Graph-Instructed Neural Networks for Sparse Grid-Based Discontinuity Detectors

TL;DR

This paper introduces Graph-Instructed Neural Networks (GINNs) combined with sparse grids to efficiently detect discontinuity interfaces in high-dimensional functions, demonstrating robustness and portability in numerical experiments.

Contribution

The paper proposes a novel GINN-based method for discontinuity detection in high-dimensional sparse grid domains, including a recursive algorithm with proven convergence.

Findings

GINNs effectively detect discontinuities in functions up to 4 dimensions.

The method shows robust generalization and portability across different algorithms.

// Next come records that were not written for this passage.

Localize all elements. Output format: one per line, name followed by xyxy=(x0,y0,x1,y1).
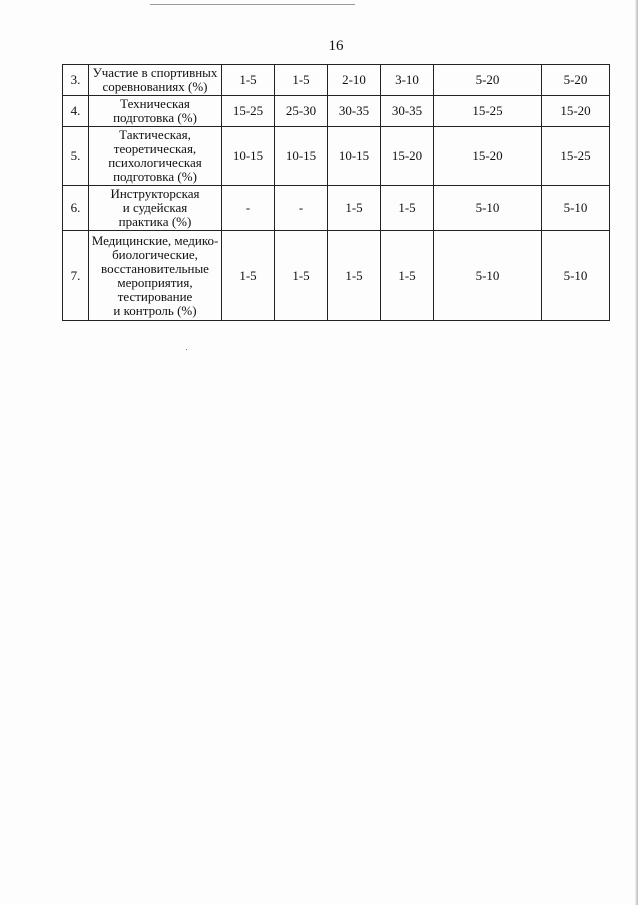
table-row xyxy=(63,96,610,127)
table-cell: 2-10 xyxy=(328,65,381,96)
row-number: 7. xyxy=(63,231,89,321)
row-name-line: подготовка (%) xyxy=(113,110,197,125)
row-name xyxy=(89,127,222,186)
row-name xyxy=(89,96,222,127)
row-name xyxy=(89,186,222,231)
table-row xyxy=(63,186,610,231)
row-number: 3. xyxy=(63,65,89,96)
table-cell: 1-5 xyxy=(275,231,328,321)
table-row xyxy=(63,65,610,96)
table-cell: 1-5 xyxy=(381,186,434,231)
table-cell: 10-15 xyxy=(328,127,381,186)
row-name-line: и контроль (%) xyxy=(113,302,197,318)
row-name-line: теоретическая, xyxy=(113,141,197,156)
table-cell: 3-10 xyxy=(381,65,434,96)
row-name-line: психологическая xyxy=(108,155,202,170)
table-cell: 5-10 xyxy=(542,231,610,321)
table-cell: 15-25 xyxy=(434,96,542,127)
row-number: 6. xyxy=(63,186,89,231)
page-number: 16 xyxy=(328,38,344,54)
row-name-line: мероприятия, xyxy=(117,274,193,290)
scan-artifact-top-line xyxy=(150,4,355,5)
scan-artifact-right-edge xyxy=(635,0,638,905)
table-cell: 1-5 xyxy=(275,65,328,96)
table-cell: 5-10 xyxy=(434,231,542,321)
table-row xyxy=(63,231,610,321)
table-cell: 1-5 xyxy=(328,231,381,321)
row-name-line: практика (%) xyxy=(118,214,192,229)
table-cell: 5-20 xyxy=(542,65,610,96)
row-name xyxy=(89,231,222,321)
table-cell: - xyxy=(275,186,328,231)
row-number: 5. xyxy=(63,127,89,186)
table-cell: 15-20 xyxy=(434,127,542,186)
table-cell: 5-20 xyxy=(434,65,542,96)
table-cell: 15-20 xyxy=(542,96,610,127)
table-cell: 5-10 xyxy=(542,186,610,231)
scan-artifact-dot xyxy=(186,349,187,350)
table-cell: 15-25 xyxy=(222,96,275,127)
row-name-line: тестирование xyxy=(117,288,193,304)
table-cell: - xyxy=(222,186,275,231)
row-name-line: биологические, xyxy=(112,246,198,262)
row-name-line: и судейская xyxy=(122,200,188,215)
table-cell: 25-30 xyxy=(275,96,328,127)
table-row xyxy=(63,127,610,186)
row-number: 4. xyxy=(63,96,89,127)
table-cell: 15-25 xyxy=(542,127,610,186)
table-cell: 5-10 xyxy=(434,186,542,231)
table-cell: 1-5 xyxy=(381,231,434,321)
table-cell: 10-15 xyxy=(222,127,275,186)
table-cell: 1-5 xyxy=(328,186,381,231)
table-cell: 30-35 xyxy=(328,96,381,127)
training-norms-table xyxy=(62,64,610,321)
row-name-line: подготовка (%) xyxy=(113,169,197,184)
row-name-line: Техническая xyxy=(120,96,190,111)
row-name xyxy=(89,65,222,96)
table-cell: 1-5 xyxy=(222,231,275,321)
row-name-line: Тактическая, xyxy=(119,127,191,142)
row-name-line: Инструкторская xyxy=(110,186,200,201)
table-cell: 30-35 xyxy=(381,96,434,127)
row-name-line: восстановительные xyxy=(101,260,209,276)
table-cell: 1-5 xyxy=(222,65,275,96)
row-name-line: Медицинские, медико- xyxy=(91,232,219,248)
table-cell: 10-15 xyxy=(275,127,328,186)
row-name-line: соревнованиях (%) xyxy=(102,79,208,94)
row-name-line: Участие в спортивных xyxy=(92,65,218,80)
table-cell: 15-20 xyxy=(381,127,434,186)
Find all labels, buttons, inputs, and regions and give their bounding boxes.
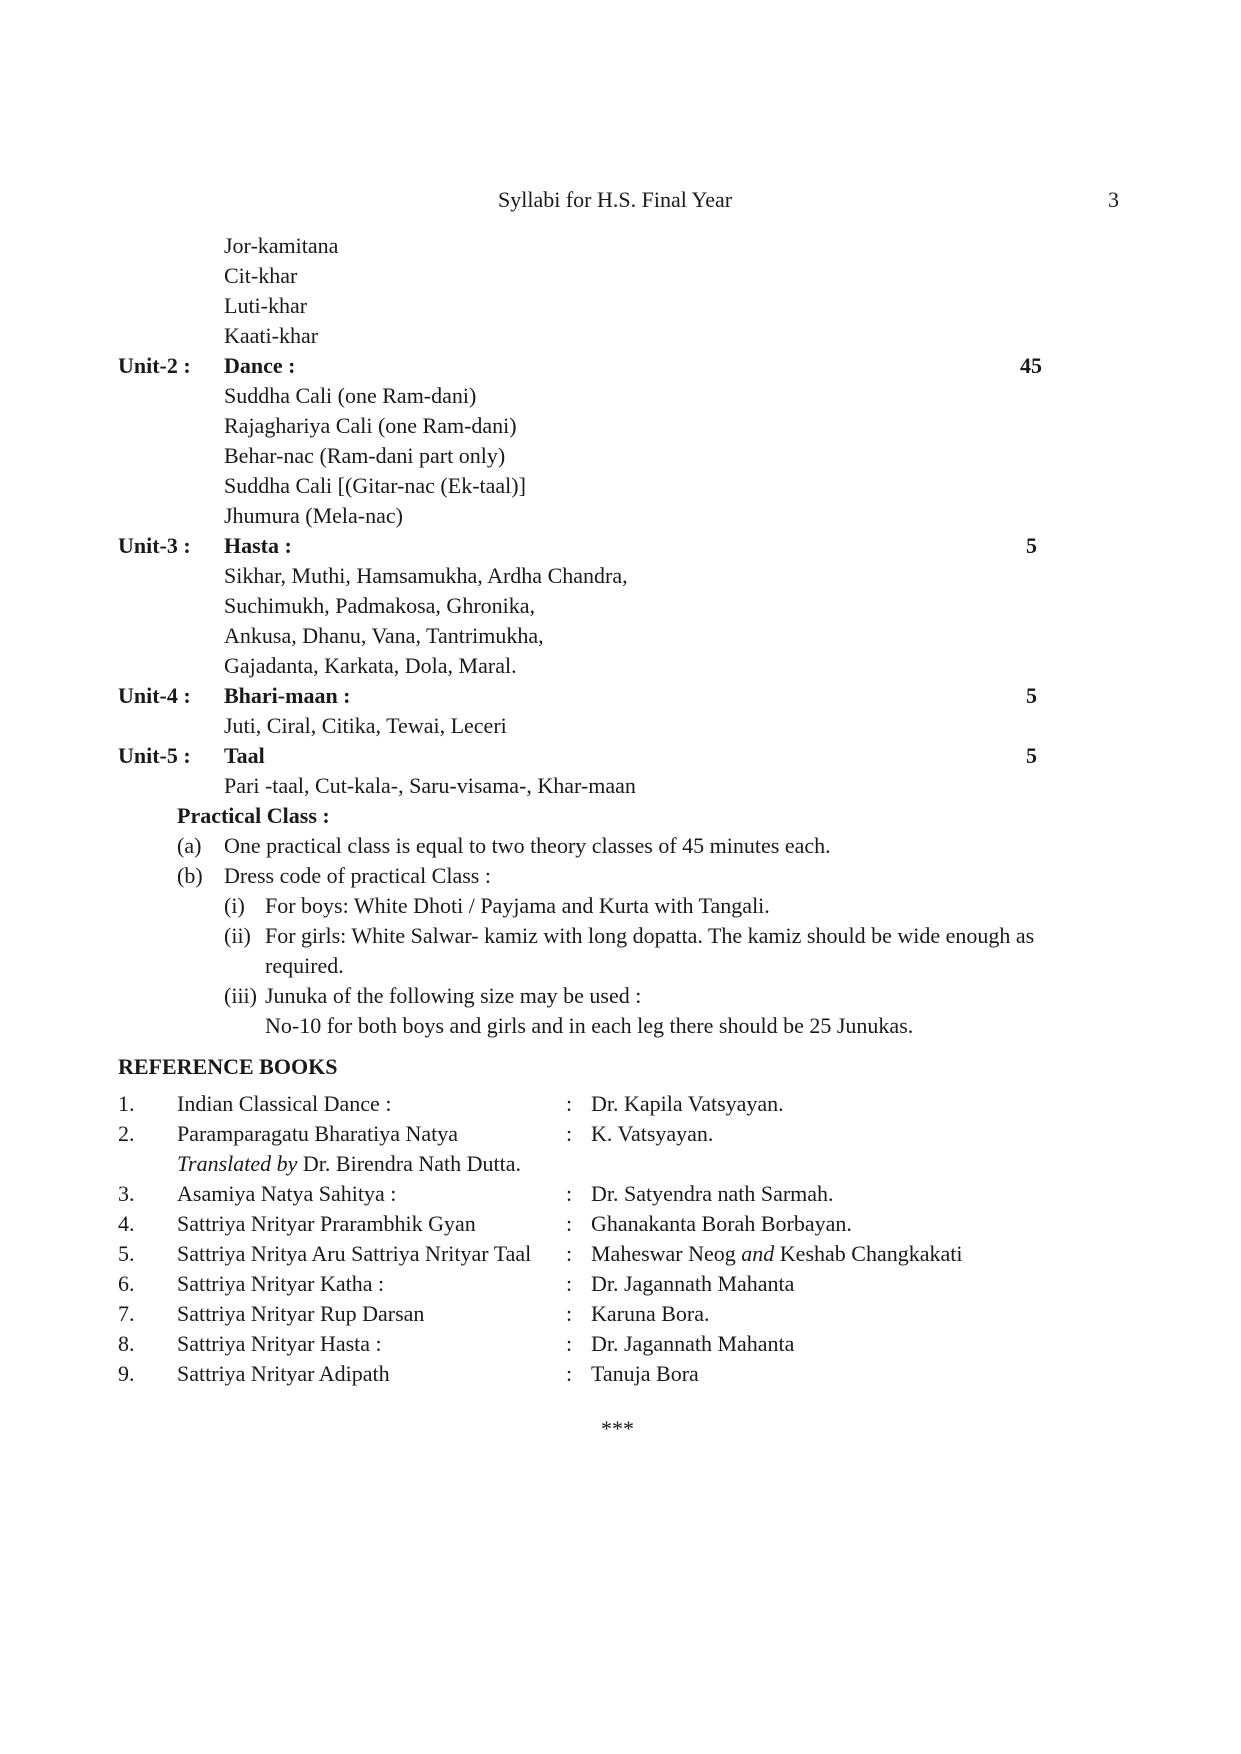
reference-author: K. Vatsyayan. [591, 1121, 714, 1146]
unit-title: Bhari-maan : [224, 683, 351, 708]
reference-translator [177, 1149, 521, 1179]
running-header-title: Syllabi for H.S. Final Year [498, 187, 733, 212]
reference-number: 8. [118, 1331, 135, 1356]
unit-item: Suddha Cali [(Gitar-nac (Ek-taal)] [224, 473, 526, 498]
practical-a-text: One practical class is equal to two theory classes of 45 minutes each. [224, 833, 831, 858]
reference-author: Ghanakanta Borah Borbayan. [591, 1211, 852, 1236]
reference-title: Indian Classical Dance : [177, 1091, 392, 1116]
practical-ii-label: (ii) [224, 923, 251, 948]
reference-author: Dr. Jagannath Mahanta [591, 1331, 795, 1356]
reference-separator: : [566, 1361, 573, 1386]
reference-separator: : [566, 1091, 573, 1116]
reference-author [591, 1239, 962, 1269]
reference-number: 4. [118, 1211, 135, 1236]
reference-author: Dr. Kapila Vatsyayan. [591, 1091, 784, 1116]
reference-title: Sattriya Nrityar Katha : [177, 1271, 385, 1296]
reference-title: Sattriya Nrityar Rup Darsan [177, 1301, 425, 1326]
reference-separator: : [566, 1181, 573, 1206]
unit-title: Hasta : [224, 533, 292, 558]
reference-author: Dr. Satyendra nath Sarmah. [591, 1181, 834, 1206]
end-mark: *** [601, 1416, 634, 1441]
reference-number: 6. [118, 1271, 135, 1296]
unit-title: Taal [224, 743, 265, 768]
unit-item: Rajaghariya Cali (one Ram-dani) [224, 413, 517, 438]
practical-i-label: (i) [224, 893, 245, 918]
unit-item: Sikhar, Muthi, Hamsamukha, Ardha Chandra, [224, 563, 628, 588]
translated-by-label: Translated by [177, 1151, 298, 1176]
practical-ii-text: For girls: White Salwar- kamiz with long dopatta. The kamiz should be wide enough as [265, 923, 1035, 948]
unit-marks: 5 [1026, 683, 1037, 708]
unit-item: Gajadanta, Karkata, Dola, Maral. [224, 653, 517, 678]
practical-iii-label: (iii) [224, 983, 257, 1008]
reference-number: 3. [118, 1181, 135, 1206]
reference-number: 2. [118, 1121, 135, 1146]
author-first: Maheswar Neog [591, 1241, 742, 1266]
unit-item: Juti, Ciral, Citika, Tewai, Leceri [224, 713, 507, 738]
reference-separator: : [566, 1241, 573, 1266]
unit-item: Suchimukh, Padmakosa, Ghronika, [224, 593, 536, 618]
author-second: Keshab Changkakati [774, 1241, 963, 1266]
practical-b-text: Dress code of practical Class : [224, 863, 491, 888]
unit-marks: 5 [1026, 743, 1037, 768]
practical-iii-text: Junuka of the following size may be used : [265, 983, 642, 1008]
reference-title: Asamiya Natya Sahitya : [177, 1181, 397, 1206]
reference-separator: : [566, 1271, 573, 1296]
unit-label: Unit-4 : [118, 683, 191, 708]
reference-number: 5. [118, 1241, 135, 1266]
reference-author: Dr. Jagannath Mahanta [591, 1271, 795, 1296]
unit1-item: Jor-kamitana [224, 233, 339, 258]
reference-number: 1. [118, 1091, 135, 1116]
reference-title: Sattriya Nrityar Hasta : [177, 1331, 382, 1356]
reference-separator: : [566, 1331, 573, 1356]
unit-marks: 45 [1020, 353, 1042, 378]
reference-separator: : [566, 1301, 573, 1326]
author-and: and [741, 1241, 775, 1266]
unit-label: Unit-5 : [118, 743, 191, 768]
unit-item: Ankusa, Dhanu, Vana, Tantrimukha, [224, 623, 544, 648]
practical-iii-text-cont: No-10 for both boys and girls and in each leg there should be 25 Junukas. [265, 1013, 914, 1038]
unit1-item: Luti-khar [224, 293, 308, 318]
reference-number: 7. [118, 1301, 135, 1326]
reference-title: Sattriya Nritya Aru Sattriya Nrityar Taal [177, 1241, 532, 1266]
unit-title: Dance : [224, 353, 296, 378]
unit-item: Jhumura (Mela-nac) [224, 503, 403, 528]
unit-item: Behar-nac (Ram-dani part only) [224, 443, 506, 468]
unit1-item: Cit-khar [224, 263, 298, 288]
practical-ii-text-cont: required. [265, 953, 344, 978]
unit-item: Suddha Cali (one Ram-dani) [224, 383, 477, 408]
reference-title: Sattriya Nrityar Prarambhik Gyan [177, 1211, 476, 1236]
references-heading: REFERENCE BOOKS [118, 1054, 338, 1079]
reference-title: Paramparagatu Bharatiya Natya [177, 1121, 458, 1146]
reference-author: Karuna Bora. [591, 1301, 710, 1326]
page-number: 3 [1108, 187, 1119, 212]
reference-separator: : [566, 1121, 573, 1146]
practical-i-text: For boys: White Dhoti / Payjama and Kurta with Tangali. [265, 893, 770, 918]
reference-author: Tanuja Bora [591, 1361, 699, 1386]
unit-label: Unit-2 : [118, 353, 191, 378]
reference-separator: : [566, 1211, 573, 1236]
practical-heading: Practical Class : [177, 803, 330, 828]
unit-item: Pari -taal, Cut-kala-, Saru-visama-, Khar-maan [224, 773, 636, 798]
unit1-item: Kaati-khar [224, 323, 319, 348]
practical-a-label: (a) [177, 833, 202, 858]
reference-number: 9. [118, 1361, 135, 1386]
translator-name: Dr. Birendra Nath Dutta. [297, 1151, 522, 1176]
unit-label: Unit-3 : [118, 533, 191, 558]
unit-marks: 5 [1026, 533, 1037, 558]
practical-b-label: (b) [177, 863, 203, 888]
reference-title: Sattriya Nrityar Adipath [177, 1361, 390, 1386]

Numerical experiments confirm efficiency and accuracy of the proposed approach.

Abstract

In this paper, we present a novel approach for detecting the discontinuity interfaces of a discontinuous function. This approach leverages Graph-Instructed Neural Networks (GINNs) and sparse grids to address discontinuity detection also in domains of dimension larger than 3. GINNs, trained to identify troubled points on sparse grids, exploit graph structures built on the grids to achieve efficient and accurate discontinuity detection performances. We also introduce a recursive algorithm for general sparse grid-based detectors, characterized by convergence properties and easy applicability. Numerical experiments on functions with dimensions n = 2 and n = 4 demonstrate the efficiency and robust generalization properties of GINNs in detecting discontinuity interfaces. Notably, the trained GINNs offer portability and versatility, allowing integration into various algorithms and sharing among users.